Nous eûmes malheureusement l'occasion de côtoyer de plus près ces sinistres individus. Alors que j'aidais Edmond et Agathe à toiletter Lupa, (exercice particulièrement ardu car la chienne ne cessait de se débattre), nous entendîmes un bruit de voiture. Les deux grosses berlines noires des punks s'arrêtèrent devant nous. L'un d'eux sorti de la voiture, suivit par une femme et un autre homme.

« S'cusez-moi les jeunes, dit-il avec un sourire qu'il voulait engageant.

Nous nous tassâmes légèrement sur nous même. Sous mes doigts, je sentis que Lupa tremblait. Je lui jetai un coup d'œil, elle avait les yeux exorbité par la peur. Je regardai Edmond. Il me fit signe de la lâcher et nous la laissâmes filer ventre à terre jusqu'à sa niche.

-J'crois que j'ai fait peur à vot' chien.

-Ne le prenez pas pour vous, elle a peur des inconnus en général. Fit le jeune homme.

C'était un mensonge, j'en avais eu la preuve quand j'avais rencontré pour la première fois la chienne.

-Ah ok, reprit l'homme. Je voulais juste savoir, les habitants de ce bled semblent pas trop disposés à nous parler, s'il y avait de nouveaux arrivants dans l'coin.

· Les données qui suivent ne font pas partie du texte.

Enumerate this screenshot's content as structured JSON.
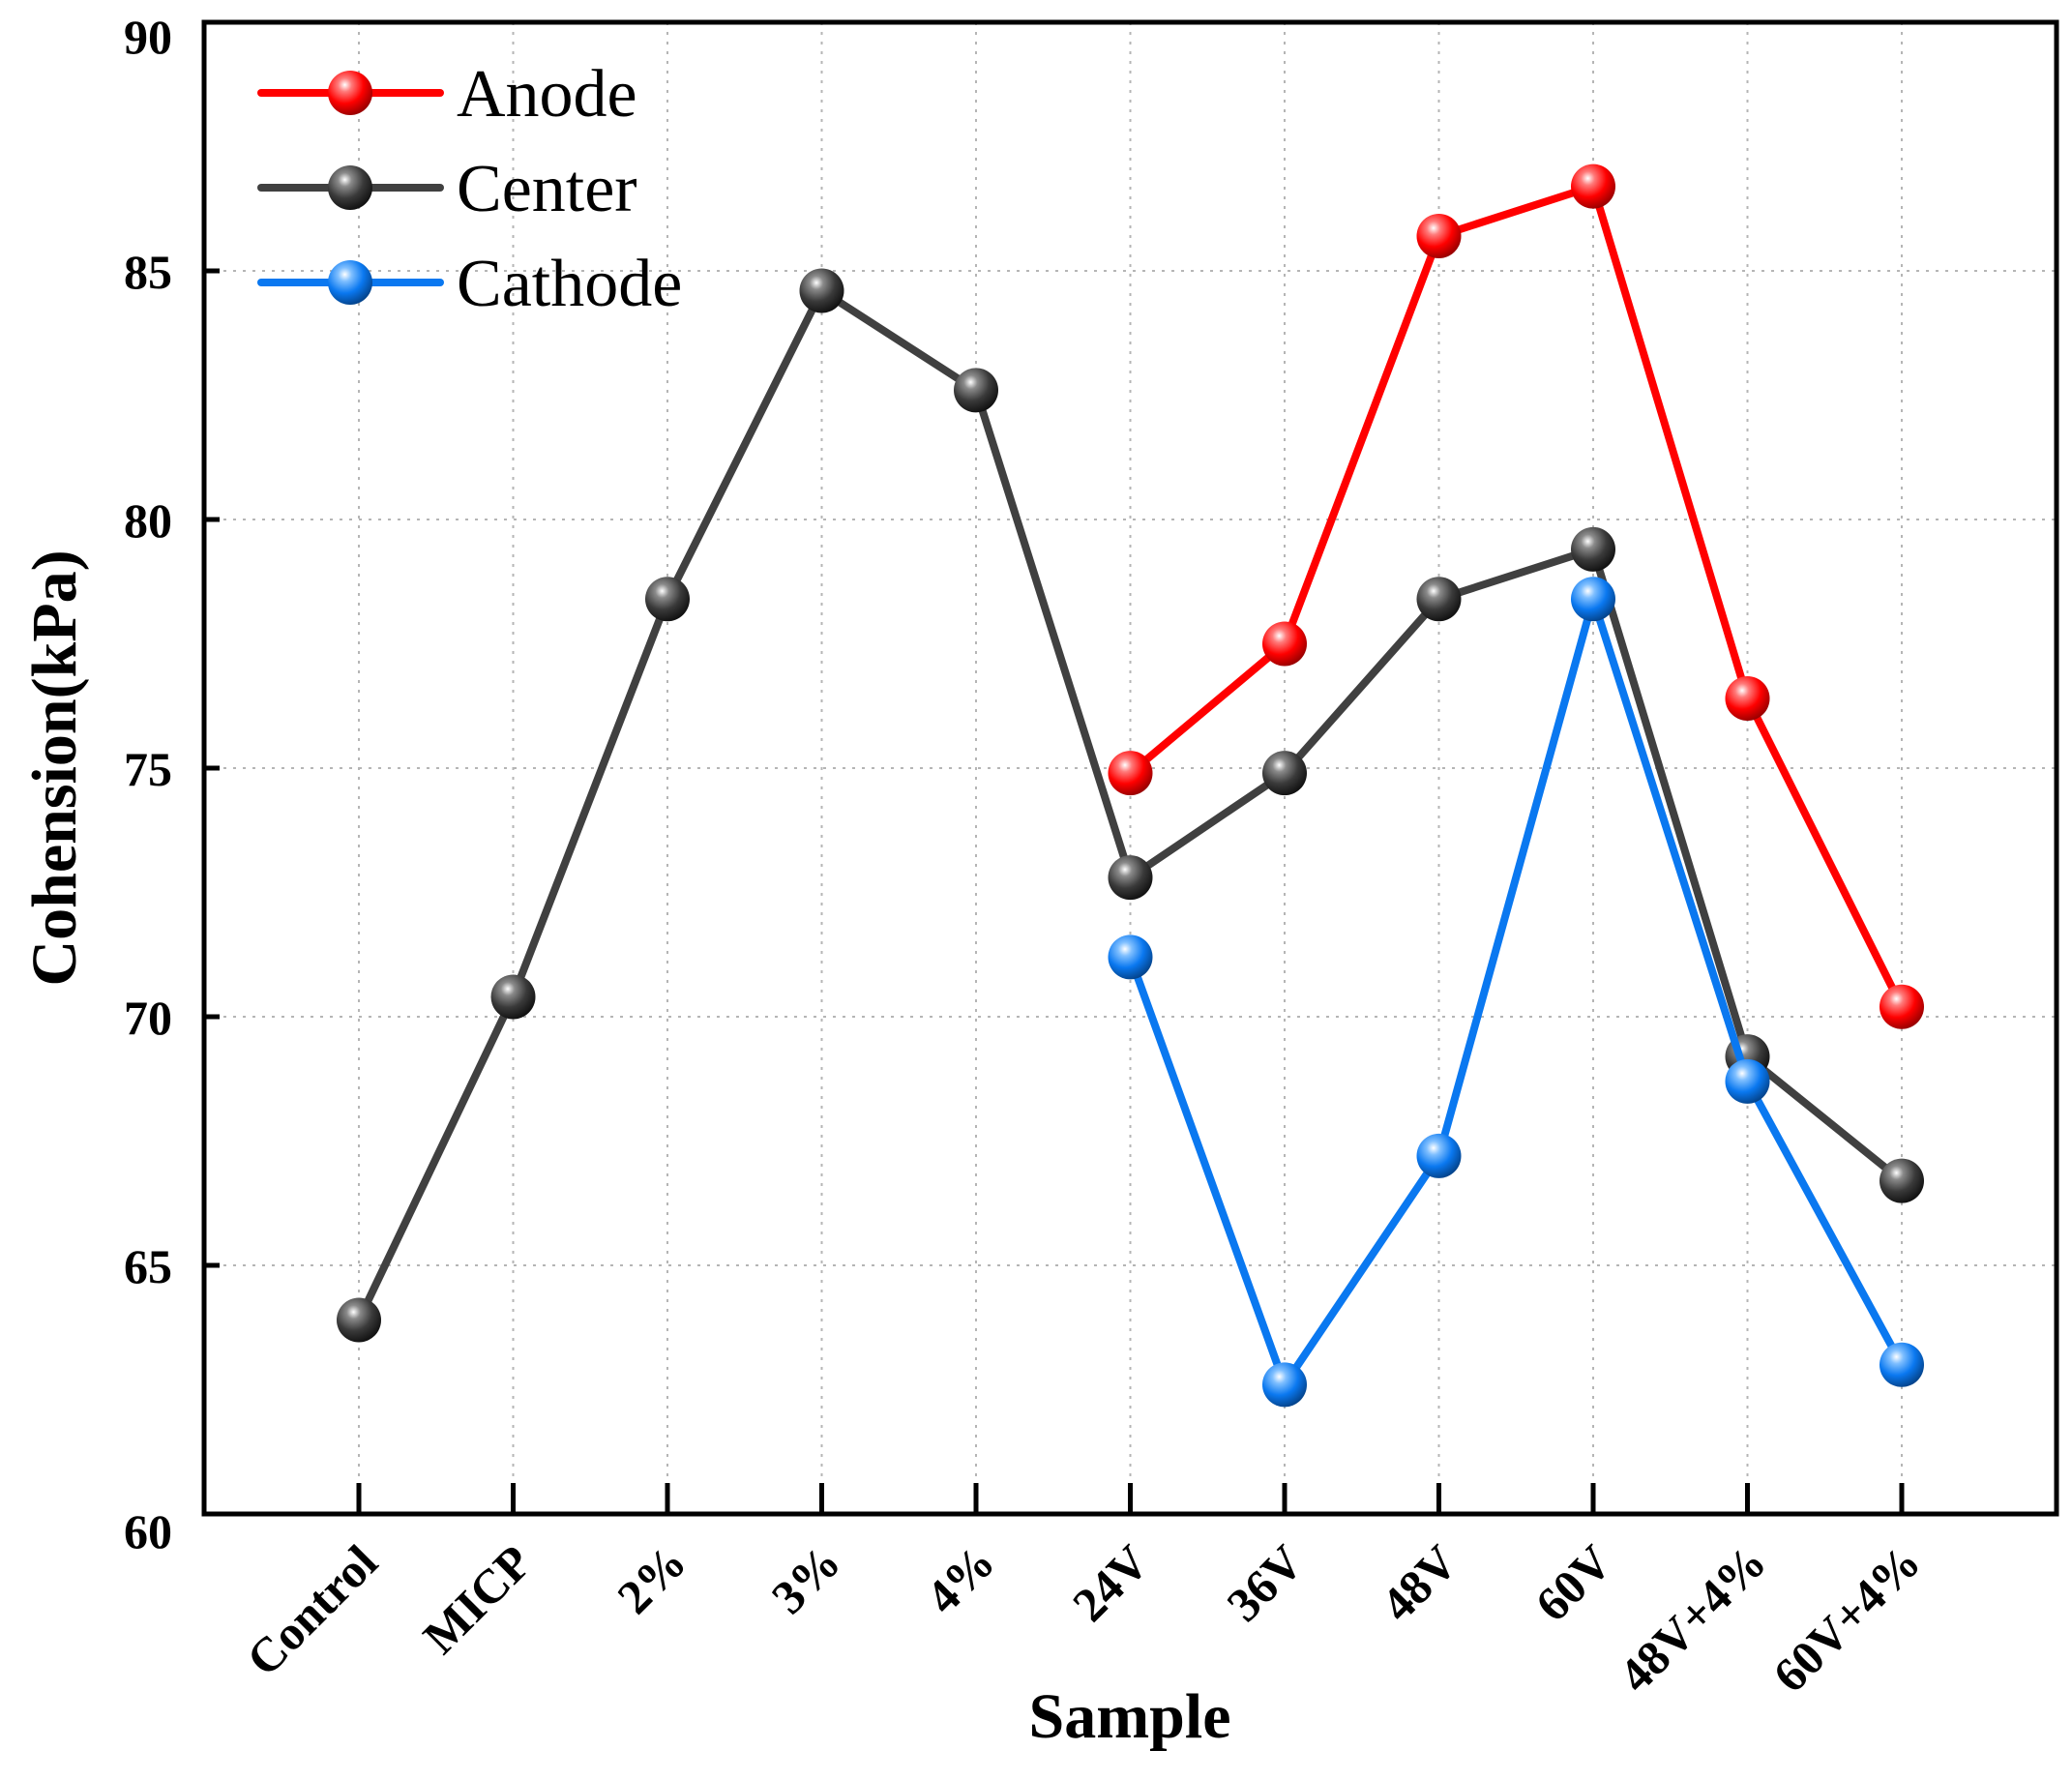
{
  "chart_data": {
    "type": "line",
    "title": "",
    "xlabel": "Sample",
    "ylabel": "Cohension(kPa)",
    "ylim": [
      60,
      90
    ],
    "yticks": [
      60,
      65,
      70,
      75,
      80,
      85,
      90
    ],
    "grid": true,
    "legend_position": "top-left",
    "categories": [
      "Control",
      "MICP",
      "2%",
      "3%",
      "4%",
      "24V",
      "36V",
      "48V",
      "60V",
      "48V+4%",
      "60V+4%"
    ],
    "series": [
      {
        "name": "Anode",
        "color": "#ff0000",
        "values": [
          null,
          null,
          null,
          null,
          null,
          74.9,
          77.5,
          85.7,
          86.7,
          76.4,
          70.2
        ]
      },
      {
        "name": "Center",
        "color": "#404040",
        "values": [
          63.9,
          70.4,
          78.4,
          84.6,
          82.6,
          72.8,
          74.9,
          78.4,
          79.4,
          69.2,
          66.7
        ]
      },
      {
        "name": "Cathode",
        "color": "#0a78f0",
        "values": [
          null,
          null,
          null,
          null,
          null,
          71.2,
          62.6,
          67.2,
          78.4,
          68.7,
          63.0
        ]
      }
    ]
  }
}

-Euh... je suis arrivée ici l'été dernier, dis-je bravement, et un garçon de ma classe, Odilon Gédéon est arrivé il y a quelques mois.

-Y a pas eu de femme seule, de femme qui avait l'air en cavale ?

-Non. Dit Agathe d'un ton abrupte.

C'était la première fois qu'elle ouvrait la bouche depuis l'arrivée des voitures, elle fixait l'homme d'un regard pénétrant.

-Bon, ben merci.

-Elle est rousse, ajouta soudain sa camarade. Avec des yeux noirs.
-Laisse tombé Jo, elle serait sûrement pas venue ici de toute façon. Elle irait plutôt dans les grandes villes ! »

Ils nous firent un signe de tête, et commencèrent à s'éloigner. Mue par une étrange intuition, je dis soudain :

-Au fait, nous n'avons même pas été présentés, je m'appelle Maëlys, et vous ?

-Brian Josh, Mlle, répondit l'homme avec un sourire. Au plaisir ! »

Et il remonta dans sa voiture. Je m'efforçai de conserver mon sourire aimable jusqu'à ce qu'elle ait disparu dans le virage.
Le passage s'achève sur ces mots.